For comparing airport efficiency worldwide, Perelman and Serebrisky (2010) used the DEA and Tobit models to compare and analyse the technical efficiency of 22 Latin American airports relative to 23 Asia-Pacific airports, 40 European airports, and 63 Canadian and US airports between 2005 and 2006. The research suggested that Latin American airports are less efficient than Asian and North American airports under the CRS model, but Latin America became the second most efficient region under the VRS model behind Asia. Several factors such as institutional variables (private vs. public operation), the socioeconomic environment (GDP), and airport characteristics (hub and share of commercial revenues) were found to be significant determinants for explaining variations in airport efficiency around the world.

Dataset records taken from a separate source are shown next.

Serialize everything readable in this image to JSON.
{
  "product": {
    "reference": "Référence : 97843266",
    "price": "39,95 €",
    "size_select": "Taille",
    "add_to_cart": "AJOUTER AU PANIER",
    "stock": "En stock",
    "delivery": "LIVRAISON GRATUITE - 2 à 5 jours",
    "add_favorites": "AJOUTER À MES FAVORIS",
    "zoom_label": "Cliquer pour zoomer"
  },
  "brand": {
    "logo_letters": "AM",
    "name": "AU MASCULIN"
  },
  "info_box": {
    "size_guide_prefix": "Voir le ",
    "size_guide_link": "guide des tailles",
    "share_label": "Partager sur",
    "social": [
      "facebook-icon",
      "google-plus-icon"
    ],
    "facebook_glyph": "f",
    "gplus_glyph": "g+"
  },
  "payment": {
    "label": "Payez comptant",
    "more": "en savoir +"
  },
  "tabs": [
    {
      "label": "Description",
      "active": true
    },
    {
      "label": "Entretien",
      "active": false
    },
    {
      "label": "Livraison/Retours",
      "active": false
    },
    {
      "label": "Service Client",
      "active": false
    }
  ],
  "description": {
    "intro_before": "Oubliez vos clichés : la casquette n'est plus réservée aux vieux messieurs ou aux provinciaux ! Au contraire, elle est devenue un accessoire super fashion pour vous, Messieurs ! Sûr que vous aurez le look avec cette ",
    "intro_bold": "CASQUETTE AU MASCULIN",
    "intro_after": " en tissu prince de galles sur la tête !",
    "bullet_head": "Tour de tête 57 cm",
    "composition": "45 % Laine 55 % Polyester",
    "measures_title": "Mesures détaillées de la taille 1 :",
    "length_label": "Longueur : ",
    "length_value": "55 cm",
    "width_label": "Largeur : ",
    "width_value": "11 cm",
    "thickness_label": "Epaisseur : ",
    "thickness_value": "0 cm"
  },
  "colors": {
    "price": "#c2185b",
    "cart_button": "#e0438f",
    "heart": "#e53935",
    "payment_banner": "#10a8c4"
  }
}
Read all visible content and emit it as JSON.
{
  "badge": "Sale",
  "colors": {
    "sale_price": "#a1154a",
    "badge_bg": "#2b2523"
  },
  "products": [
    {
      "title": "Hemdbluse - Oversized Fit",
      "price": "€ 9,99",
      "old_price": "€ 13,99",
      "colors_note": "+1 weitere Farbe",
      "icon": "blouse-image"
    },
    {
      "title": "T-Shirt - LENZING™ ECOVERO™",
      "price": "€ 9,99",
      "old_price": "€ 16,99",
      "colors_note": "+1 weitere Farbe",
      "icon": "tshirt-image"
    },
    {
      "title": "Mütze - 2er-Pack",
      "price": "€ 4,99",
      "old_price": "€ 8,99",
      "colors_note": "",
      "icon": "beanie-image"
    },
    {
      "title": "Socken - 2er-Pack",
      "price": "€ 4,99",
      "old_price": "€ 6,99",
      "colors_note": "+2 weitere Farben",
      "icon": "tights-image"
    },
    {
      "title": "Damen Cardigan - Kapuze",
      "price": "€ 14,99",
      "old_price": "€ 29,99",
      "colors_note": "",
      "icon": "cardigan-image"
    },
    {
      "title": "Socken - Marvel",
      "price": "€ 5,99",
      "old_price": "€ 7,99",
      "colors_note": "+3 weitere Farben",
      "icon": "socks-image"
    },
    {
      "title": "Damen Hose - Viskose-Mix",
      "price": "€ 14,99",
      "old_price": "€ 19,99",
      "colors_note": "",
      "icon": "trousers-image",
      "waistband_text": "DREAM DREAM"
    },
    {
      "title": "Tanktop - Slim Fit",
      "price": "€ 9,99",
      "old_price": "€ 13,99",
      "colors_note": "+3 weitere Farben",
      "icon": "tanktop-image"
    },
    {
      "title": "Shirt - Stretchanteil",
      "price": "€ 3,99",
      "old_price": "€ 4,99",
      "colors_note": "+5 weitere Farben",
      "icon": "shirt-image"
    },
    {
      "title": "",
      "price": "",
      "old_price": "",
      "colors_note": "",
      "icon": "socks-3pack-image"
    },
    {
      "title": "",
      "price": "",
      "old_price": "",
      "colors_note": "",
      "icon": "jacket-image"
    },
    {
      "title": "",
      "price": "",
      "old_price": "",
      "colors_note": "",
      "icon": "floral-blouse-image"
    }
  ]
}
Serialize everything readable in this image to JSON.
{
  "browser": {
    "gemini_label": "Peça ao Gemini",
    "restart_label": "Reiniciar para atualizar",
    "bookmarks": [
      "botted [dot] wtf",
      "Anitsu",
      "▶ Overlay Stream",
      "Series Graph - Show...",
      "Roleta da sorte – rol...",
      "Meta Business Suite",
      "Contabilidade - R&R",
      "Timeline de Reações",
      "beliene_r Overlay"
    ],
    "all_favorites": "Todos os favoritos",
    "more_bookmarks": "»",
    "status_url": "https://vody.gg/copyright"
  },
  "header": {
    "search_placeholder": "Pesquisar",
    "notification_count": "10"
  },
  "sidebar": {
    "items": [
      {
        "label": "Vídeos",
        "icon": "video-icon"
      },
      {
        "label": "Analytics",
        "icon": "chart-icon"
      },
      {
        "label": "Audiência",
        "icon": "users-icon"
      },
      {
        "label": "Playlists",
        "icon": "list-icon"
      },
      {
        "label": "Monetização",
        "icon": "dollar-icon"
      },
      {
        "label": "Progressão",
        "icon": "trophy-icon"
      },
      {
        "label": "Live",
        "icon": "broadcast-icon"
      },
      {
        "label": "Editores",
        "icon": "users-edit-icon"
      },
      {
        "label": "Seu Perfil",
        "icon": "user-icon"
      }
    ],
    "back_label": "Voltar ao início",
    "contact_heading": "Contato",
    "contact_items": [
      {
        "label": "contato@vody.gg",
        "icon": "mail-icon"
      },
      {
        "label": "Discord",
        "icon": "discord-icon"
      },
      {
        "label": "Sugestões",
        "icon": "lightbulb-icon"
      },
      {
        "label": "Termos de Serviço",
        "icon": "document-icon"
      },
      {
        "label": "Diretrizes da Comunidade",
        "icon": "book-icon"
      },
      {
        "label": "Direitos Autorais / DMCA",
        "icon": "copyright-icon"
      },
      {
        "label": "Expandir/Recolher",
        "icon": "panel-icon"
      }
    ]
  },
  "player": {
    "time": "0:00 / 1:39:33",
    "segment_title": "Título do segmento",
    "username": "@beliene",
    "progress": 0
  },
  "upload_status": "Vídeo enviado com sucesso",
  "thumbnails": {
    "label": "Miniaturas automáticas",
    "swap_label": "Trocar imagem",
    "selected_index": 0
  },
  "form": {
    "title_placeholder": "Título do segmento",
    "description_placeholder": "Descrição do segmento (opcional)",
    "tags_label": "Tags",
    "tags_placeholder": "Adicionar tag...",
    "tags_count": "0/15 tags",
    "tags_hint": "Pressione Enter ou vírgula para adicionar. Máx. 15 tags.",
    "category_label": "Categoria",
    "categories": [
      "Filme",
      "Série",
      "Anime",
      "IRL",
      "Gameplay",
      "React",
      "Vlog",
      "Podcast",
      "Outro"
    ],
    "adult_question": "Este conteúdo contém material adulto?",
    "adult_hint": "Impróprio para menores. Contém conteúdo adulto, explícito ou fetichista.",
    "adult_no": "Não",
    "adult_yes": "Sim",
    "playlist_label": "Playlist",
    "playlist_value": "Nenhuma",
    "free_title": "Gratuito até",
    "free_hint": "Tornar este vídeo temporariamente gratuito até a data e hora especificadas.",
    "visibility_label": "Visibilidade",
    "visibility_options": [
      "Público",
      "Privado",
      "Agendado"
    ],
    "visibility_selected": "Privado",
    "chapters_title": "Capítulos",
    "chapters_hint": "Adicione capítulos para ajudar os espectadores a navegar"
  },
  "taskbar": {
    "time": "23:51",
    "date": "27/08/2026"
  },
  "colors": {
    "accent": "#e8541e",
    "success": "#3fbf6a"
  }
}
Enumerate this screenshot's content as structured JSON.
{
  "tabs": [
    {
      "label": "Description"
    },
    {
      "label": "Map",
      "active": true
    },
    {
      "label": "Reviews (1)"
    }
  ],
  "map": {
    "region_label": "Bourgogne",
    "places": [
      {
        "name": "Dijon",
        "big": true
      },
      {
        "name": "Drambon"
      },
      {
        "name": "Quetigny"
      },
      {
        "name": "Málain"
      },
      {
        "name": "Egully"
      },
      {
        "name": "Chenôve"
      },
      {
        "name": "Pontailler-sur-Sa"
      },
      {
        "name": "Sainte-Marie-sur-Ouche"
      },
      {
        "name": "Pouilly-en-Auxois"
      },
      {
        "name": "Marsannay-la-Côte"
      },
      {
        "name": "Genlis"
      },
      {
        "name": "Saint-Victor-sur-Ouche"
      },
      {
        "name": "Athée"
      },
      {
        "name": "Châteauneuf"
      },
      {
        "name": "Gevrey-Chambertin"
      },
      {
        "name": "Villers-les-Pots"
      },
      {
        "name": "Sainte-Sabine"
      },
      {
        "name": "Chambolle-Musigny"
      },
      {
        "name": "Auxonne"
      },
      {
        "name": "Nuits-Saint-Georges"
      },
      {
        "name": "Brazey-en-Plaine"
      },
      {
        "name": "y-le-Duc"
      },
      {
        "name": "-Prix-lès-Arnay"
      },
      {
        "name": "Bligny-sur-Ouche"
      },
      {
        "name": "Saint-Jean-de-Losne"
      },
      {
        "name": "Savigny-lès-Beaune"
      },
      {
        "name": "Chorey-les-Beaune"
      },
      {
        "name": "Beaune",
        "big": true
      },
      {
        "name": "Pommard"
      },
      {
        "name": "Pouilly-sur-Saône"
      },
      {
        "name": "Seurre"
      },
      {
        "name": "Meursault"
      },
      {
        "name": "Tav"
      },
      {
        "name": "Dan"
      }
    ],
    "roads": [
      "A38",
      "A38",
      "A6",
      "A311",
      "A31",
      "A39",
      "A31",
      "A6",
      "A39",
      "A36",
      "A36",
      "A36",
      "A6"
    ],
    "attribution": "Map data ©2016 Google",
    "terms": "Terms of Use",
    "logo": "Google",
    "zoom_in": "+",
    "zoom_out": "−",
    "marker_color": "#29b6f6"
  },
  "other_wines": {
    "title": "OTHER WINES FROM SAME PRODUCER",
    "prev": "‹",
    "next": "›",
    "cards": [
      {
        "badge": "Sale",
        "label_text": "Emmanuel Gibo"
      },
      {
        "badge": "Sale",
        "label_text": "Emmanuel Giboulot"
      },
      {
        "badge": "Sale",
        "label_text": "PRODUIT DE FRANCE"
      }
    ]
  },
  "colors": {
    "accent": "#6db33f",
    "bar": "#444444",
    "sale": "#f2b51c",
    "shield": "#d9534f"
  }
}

Many other studies have used other kinds of second-stage analysis techniques to assess airport efficiency, combining different airport inputs and outputs. For example, Bazargan and Vasigh (2003) adopted DEA models to analyse the efficiency of 45 US airports (i.e. the top 15 large, medium, and small hub airports) between 1996 and 2000. Statistical tests were performed on the resulting DEA indexes to determine whether the size of airport affected airport efficiency. The conclusion was that small hub airports consistently outperform the larger hubs in the US. Barros and Dieke (2008) also used DEA models to measure the efficiency of 31 Italian airports between 2001 and 2003, and employed Simar & Wilson regression analysis to identify the determinants of airport efficiency rather than the Tobit model. The findings of this study revealed that three factors (i.e. the airport’s regional hub status, the privately-owned airports, and the WLU parameters) increase airport efficiency. Similarly, DEA model and the second-stage Simar & Wilson methodology were adopted by Malighetti et al. (2009) to measure the efficiency of 57 European airports and to identify the efficiency determinants during 2006 focusing on APM and ATM. The results indicated that airport efficiency is positively related to airport’s centrality in the European network and the intensity of competition between the airports. Muller, Ulku and Zivanovic (2009) used the Partial Factor Productivity (PFP), DEA, SFA, and Tobit models to analyse the economic and technical performance of 13 UK and German airports from 1998 to 2005 under the scheme of privatisation. The study results indicated that the fully-privatised British airports are more efficient than their German counterparts.

The ability of DEA models to assess airport efficiency, coupled with the ability of second-stage analysis to identify the key determinants that explain the variations in airport efficiency, prompted this study to adopt a method of two-stage analysis: the first-stage analysis used DEA model to examine the operational efficiency of 30 Asia- Pacific airports, and then the second-stage analysis used the OLS and Tobit models to identify the statistically significant factors causing the differences in airport efficiency levels. The DEA, OLS, and Tobit models will be elaborated on in the following sections.